Atty. Luego: I'm sorry, Your Honor. Judge Paderanga: You are an officer of the court. You should be careful with your language. You say that I am wrong. It's you who are [sic] wrong because you do not read the law. x x x x Judge Paderanga: Then you read the law. How dare you say that the Court is wrong. x x x x Judge Paderanga: Are you not representing [the DENR]? Atty. Luego: Yes, in this case, Your Honor. Judge Paderanga:Then you are representing them. They are your clients. What kind of a lawyer are you?[32]
x x x x Atty. Tiamson: Specifically it was stated in the [Factoran] versus Court of Appeals [case] that the Court should not interfere, Your Honor. Judge Paderanga: No. x x x x Judge Paderanga: The problem with you people is you do not use your heads. Atty. Tiamson: We use our heads, your Honor. x x x x Atty. Tiamson: Your Honor, we would like to put on record that we use our heads, your Honor.[33] (Emphasis ours)
A judge who is inconsiderate, discourteous or uncivil to lawyers x x x who appear in his sala commits an impropriety and fails in his duty to reaffirm the people's faith in the judiciary. He also violates Section 6, Canon 6 of the New Code of Judicial Conduct for the Philippine Judiciary.Judge Paderanga's refusal to consider the motion to quash the writ of replevin, repeated interruption of the lawyers, and utterance of "shut up," "that's baloney," "how dare you say that the court is wrong," "what kind of a lawyer are you?," and "the problem with you people is you do not use your heads" are undignified and very unbecoming a judge. In Office of the Court Administrator v. Paderanga,[37] the Court already reprimanded Judge Paderanga for repeatedly saying "shut up," being arrogant, and declaring that he had "absolute power" in court. He has not changed.
x x x x
It is reprehensible for a judge to humiliate a lawyer x x x. The act betrays lack of patience, prudence and restraint. Thus, a judge must at all times be temperate in his language. He must choose his words x x x with utmost care and sufficient control. The wise and just man is esteemed for his discernment. Pleasing speech increases his persuasiveness.

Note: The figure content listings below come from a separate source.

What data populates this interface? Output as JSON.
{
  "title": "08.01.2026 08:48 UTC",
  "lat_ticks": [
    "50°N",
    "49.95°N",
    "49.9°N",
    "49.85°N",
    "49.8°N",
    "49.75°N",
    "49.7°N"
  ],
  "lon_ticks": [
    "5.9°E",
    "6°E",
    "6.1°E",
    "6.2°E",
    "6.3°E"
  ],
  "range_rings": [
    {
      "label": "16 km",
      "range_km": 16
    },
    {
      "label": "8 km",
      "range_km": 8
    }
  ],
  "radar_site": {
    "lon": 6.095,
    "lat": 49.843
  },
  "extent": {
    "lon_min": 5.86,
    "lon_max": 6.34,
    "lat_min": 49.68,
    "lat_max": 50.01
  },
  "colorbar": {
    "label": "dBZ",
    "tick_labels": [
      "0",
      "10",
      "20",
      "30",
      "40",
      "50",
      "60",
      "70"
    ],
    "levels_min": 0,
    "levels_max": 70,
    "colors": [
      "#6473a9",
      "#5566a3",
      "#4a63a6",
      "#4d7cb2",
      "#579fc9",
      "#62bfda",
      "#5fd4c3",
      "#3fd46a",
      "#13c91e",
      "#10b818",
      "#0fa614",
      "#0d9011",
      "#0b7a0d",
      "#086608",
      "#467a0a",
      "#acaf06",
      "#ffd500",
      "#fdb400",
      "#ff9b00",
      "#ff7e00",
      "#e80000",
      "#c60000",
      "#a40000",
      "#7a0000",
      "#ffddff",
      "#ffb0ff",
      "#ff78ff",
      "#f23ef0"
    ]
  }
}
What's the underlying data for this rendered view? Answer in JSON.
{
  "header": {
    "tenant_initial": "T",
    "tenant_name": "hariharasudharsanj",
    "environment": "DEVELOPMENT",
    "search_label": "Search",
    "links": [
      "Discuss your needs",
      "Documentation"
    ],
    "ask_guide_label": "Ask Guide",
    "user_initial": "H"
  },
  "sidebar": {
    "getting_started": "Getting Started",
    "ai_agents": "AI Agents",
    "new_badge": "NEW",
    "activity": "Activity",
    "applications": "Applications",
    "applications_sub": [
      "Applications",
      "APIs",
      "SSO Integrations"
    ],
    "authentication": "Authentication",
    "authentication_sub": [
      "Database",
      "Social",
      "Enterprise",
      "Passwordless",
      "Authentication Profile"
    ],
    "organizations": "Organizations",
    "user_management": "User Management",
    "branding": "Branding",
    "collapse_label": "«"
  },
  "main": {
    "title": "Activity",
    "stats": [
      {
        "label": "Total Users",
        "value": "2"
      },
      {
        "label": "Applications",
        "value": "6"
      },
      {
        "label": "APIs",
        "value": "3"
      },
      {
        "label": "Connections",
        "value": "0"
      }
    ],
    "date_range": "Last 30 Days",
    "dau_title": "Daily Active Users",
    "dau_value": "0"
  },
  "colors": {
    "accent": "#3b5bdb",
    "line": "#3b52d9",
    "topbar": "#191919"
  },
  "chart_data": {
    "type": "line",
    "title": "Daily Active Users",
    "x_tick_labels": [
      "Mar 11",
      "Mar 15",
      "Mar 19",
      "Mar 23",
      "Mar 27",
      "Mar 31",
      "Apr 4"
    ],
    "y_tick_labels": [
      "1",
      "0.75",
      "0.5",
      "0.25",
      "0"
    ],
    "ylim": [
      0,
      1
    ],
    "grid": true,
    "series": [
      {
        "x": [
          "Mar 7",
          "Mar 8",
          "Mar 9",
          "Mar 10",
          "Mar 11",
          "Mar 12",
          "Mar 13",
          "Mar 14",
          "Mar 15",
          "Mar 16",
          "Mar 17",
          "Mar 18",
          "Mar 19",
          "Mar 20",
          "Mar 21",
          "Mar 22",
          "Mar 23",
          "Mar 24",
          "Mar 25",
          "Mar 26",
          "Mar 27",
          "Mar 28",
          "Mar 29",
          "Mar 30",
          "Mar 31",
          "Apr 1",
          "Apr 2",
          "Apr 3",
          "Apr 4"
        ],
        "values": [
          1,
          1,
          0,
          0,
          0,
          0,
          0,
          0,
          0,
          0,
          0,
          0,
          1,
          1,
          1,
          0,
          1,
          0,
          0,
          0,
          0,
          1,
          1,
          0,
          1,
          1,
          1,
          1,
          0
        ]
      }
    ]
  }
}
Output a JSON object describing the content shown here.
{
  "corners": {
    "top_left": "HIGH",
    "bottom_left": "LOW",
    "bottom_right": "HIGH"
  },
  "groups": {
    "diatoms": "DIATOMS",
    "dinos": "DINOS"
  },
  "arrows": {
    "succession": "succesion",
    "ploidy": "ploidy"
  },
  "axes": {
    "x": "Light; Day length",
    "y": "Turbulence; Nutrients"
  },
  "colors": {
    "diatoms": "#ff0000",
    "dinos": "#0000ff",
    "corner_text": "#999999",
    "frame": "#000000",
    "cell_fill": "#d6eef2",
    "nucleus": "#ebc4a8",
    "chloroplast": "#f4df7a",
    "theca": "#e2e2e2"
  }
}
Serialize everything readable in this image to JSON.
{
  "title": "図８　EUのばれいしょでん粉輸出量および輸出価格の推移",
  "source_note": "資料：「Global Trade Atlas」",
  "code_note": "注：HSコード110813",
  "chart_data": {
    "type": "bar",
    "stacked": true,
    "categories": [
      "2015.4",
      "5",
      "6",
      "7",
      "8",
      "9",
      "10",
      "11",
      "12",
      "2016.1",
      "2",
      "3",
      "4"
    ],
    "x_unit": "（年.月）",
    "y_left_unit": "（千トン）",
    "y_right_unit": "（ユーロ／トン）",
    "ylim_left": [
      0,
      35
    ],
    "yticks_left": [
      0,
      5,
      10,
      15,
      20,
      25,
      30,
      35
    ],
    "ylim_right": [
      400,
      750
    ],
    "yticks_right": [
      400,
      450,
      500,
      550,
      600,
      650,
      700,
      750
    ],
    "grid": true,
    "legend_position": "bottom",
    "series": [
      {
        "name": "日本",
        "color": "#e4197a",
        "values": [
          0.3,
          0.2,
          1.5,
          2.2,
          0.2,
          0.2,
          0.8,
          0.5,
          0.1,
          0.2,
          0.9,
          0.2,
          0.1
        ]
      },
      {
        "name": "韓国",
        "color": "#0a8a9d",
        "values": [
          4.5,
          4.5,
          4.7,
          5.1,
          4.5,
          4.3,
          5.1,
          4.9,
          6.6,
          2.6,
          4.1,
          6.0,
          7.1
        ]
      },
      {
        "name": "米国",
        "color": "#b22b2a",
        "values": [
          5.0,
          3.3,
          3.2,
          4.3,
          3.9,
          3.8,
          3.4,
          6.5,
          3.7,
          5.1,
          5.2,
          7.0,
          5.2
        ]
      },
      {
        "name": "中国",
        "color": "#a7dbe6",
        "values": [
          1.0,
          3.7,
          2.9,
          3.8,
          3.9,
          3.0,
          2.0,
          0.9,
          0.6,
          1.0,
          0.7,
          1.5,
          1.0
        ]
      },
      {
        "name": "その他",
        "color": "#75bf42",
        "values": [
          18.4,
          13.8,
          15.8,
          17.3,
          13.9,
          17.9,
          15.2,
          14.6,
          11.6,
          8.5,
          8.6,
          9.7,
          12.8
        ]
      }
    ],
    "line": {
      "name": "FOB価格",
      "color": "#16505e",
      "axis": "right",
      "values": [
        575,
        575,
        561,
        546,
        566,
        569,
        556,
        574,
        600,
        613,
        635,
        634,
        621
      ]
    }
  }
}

Equanimity and judiciousness should be the constant marks of a dispenser of justice. A judge should always keep his passion guarded. He can never allow it to run loose and overcome his reason. He descends to the level of a sharp-tongued, ill-mannered petty tyrant when he utters harsh words x x x. As a result, he degrades the judicial office and erodes public confidence in the judiciary.